Я не стала ничего ему говорить, боясь, что он расплачется. Но, повинуясь внезапному порыву, обняла его перед уходом. Мы стояли, обнявшись, не говоря ни слова, и в этом жесте слились любовь и горе.
Джулиано открыл дверь и, передав меня на попечение Марсилио Фичино, снова закрыл. Меня проводили к карете. Ночь была ясной и холодной. Я высунулась из окна и принялась рассматривать звезды, слишком взбудораженная, чтобы заплакать.
Когда я вернулась домой, отец сидел в большом зале, неподвижно уставившись в камин, пламя отбрасывало коралловые отблески на его лицо, на котором застыла гримаса страдания. Когда я проходила мимо, он вскочил и подошел ко мне, всем своим видом выражая вопрос.
— Он завещал мне большое приданое, — бросила я на ходу.
Отец не сводил с меня пытливых глаз.
— Что еще он сказал?
Я засомневалась, но потом решила быть честной.
— Сказал, что любит меня. И что Джулиано — хороший сын. Его сознание слабело, и он произнес несколько слов, лишенных какого-то смысла. Вот и все.
Во взгляде отца я прочла невыраженное горе. Он опустил голову. «Ему на самом деле плохо, — подумала я. — Он действительно переживает…»
Но тут отец резко вскинул голову.
— Кто там был? Тебя видели?
— Ну, во-первых, Лоренцо.

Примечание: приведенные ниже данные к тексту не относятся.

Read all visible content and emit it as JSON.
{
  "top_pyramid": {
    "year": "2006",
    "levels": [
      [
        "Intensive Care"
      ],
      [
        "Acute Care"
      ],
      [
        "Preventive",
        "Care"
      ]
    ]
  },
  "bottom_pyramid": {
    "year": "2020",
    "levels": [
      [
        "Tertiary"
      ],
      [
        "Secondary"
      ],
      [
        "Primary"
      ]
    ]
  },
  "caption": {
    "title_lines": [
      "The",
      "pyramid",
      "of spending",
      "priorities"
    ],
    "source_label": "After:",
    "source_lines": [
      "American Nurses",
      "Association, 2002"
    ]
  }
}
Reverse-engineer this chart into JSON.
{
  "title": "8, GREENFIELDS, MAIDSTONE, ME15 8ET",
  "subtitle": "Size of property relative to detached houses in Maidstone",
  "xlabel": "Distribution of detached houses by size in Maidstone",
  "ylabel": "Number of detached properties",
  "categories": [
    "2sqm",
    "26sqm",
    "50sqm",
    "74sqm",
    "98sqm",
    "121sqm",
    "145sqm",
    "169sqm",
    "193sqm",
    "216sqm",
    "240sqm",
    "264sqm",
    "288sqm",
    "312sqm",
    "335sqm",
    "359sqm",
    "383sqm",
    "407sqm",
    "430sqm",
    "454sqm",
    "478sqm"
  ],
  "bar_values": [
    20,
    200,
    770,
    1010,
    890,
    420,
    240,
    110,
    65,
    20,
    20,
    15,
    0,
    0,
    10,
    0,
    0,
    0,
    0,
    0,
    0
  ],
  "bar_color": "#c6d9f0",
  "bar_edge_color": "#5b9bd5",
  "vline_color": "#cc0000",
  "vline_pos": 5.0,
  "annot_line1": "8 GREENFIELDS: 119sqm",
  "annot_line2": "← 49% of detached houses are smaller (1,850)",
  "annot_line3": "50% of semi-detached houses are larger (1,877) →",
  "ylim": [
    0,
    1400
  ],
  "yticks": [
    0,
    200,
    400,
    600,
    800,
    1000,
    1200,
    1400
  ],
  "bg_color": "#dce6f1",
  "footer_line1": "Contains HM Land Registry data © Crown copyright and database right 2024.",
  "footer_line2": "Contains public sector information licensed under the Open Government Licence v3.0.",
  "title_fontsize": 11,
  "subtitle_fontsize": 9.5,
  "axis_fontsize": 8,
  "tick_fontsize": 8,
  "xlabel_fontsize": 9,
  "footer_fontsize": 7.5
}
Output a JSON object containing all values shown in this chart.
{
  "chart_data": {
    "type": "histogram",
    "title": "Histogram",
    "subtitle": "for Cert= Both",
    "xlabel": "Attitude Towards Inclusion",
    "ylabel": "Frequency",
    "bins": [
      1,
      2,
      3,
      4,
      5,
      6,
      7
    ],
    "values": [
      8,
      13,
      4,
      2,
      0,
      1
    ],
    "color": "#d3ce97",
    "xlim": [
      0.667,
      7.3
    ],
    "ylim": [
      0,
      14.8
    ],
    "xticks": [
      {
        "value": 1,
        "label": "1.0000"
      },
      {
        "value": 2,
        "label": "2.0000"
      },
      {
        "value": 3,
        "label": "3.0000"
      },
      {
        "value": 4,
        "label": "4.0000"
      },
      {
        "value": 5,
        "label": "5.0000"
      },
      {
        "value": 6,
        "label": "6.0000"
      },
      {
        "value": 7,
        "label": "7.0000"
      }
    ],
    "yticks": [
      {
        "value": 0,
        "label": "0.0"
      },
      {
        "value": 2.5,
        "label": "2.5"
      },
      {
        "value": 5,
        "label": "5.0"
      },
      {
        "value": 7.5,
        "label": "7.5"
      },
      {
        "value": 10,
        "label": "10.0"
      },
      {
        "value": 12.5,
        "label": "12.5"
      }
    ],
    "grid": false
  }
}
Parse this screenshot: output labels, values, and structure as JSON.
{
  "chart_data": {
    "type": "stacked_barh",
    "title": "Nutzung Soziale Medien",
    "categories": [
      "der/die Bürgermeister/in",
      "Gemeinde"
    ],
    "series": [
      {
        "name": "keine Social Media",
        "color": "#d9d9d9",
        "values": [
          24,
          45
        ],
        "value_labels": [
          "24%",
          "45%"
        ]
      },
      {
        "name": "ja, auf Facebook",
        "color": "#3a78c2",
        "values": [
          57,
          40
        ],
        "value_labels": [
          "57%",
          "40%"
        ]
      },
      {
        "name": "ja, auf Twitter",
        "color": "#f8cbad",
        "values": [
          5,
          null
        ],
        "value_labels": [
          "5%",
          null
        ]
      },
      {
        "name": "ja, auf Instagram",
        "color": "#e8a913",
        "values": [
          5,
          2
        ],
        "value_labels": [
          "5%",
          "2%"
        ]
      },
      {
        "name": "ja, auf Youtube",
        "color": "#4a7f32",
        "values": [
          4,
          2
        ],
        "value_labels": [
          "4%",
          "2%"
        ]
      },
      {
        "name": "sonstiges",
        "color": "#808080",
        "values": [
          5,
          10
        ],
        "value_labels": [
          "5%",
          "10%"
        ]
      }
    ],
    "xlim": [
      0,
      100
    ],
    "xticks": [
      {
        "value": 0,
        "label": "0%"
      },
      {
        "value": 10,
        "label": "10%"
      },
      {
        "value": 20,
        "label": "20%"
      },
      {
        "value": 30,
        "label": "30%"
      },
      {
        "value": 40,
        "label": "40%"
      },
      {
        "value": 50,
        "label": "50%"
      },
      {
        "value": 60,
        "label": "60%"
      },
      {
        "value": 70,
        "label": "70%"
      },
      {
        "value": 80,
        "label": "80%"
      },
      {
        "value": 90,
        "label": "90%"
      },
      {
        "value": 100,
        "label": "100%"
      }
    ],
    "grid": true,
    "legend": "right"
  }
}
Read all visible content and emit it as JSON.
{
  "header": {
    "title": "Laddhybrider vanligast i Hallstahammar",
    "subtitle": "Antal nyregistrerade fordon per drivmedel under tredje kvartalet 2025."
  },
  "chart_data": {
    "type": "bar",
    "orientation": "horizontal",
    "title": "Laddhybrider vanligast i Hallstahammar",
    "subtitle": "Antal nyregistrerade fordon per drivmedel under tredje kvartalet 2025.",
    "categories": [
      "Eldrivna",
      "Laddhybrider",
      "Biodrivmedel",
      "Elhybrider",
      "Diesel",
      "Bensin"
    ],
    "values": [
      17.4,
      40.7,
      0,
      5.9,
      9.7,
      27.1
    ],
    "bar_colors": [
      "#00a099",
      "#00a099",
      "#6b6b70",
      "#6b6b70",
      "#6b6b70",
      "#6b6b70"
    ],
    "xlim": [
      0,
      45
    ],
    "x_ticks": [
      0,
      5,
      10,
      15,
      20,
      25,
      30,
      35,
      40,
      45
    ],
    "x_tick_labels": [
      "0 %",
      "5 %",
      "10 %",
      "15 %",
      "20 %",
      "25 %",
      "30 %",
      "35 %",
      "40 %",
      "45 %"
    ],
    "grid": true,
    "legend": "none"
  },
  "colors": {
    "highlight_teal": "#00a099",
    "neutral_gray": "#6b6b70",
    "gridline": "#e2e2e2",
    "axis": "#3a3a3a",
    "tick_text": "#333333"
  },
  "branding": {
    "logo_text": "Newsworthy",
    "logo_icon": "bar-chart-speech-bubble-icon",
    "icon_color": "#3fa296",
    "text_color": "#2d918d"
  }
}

Джулиано. Пьеро, его жена и Джованни… а еще Микеланджело… — Я шагнула в сторону. Мне не хотелось перечислять события этой ночи. Но потом, подумав, я добавила: — Пико привел Савонаролу. Семейство очень расстроилось.
— Пико! — воскликнул он и тут же порывисто спросил: — А Доменико с ним был?
— Нет. Я все расскажу, только в другой раз. Прошу тебя.
Я была очень измотана. Приподняв край юбки, я начала подниматься по лестнице, а отец так и остался стоять, наблюдая за каждым моим шагом.
Поднявшись к себе, я увидела, что Дзалумма спит. Чтобы не будить ее, я не стала раздеваться, а, прислонившись к подоконнику, опять полюбовалась на звезды. Я знала, что они светят и на виллу в Кастелло, и мне казалось, что, глядя на звезды, я каким-то образом связываюсь с теми, кто сейчас бодрствует у постели больного.
Так я простояла, наверное, с час, когда увидела в небе вспышку, которая начала перемещаться по темному фону, оставляя за собой огненный хвост.
«Знаки, — вспомнила я слова отца. — Знаки и знамения».
Я улеглась на постель одетая, но не заснула. Небо едва начало светлеть, когда я услышала звон колоколов.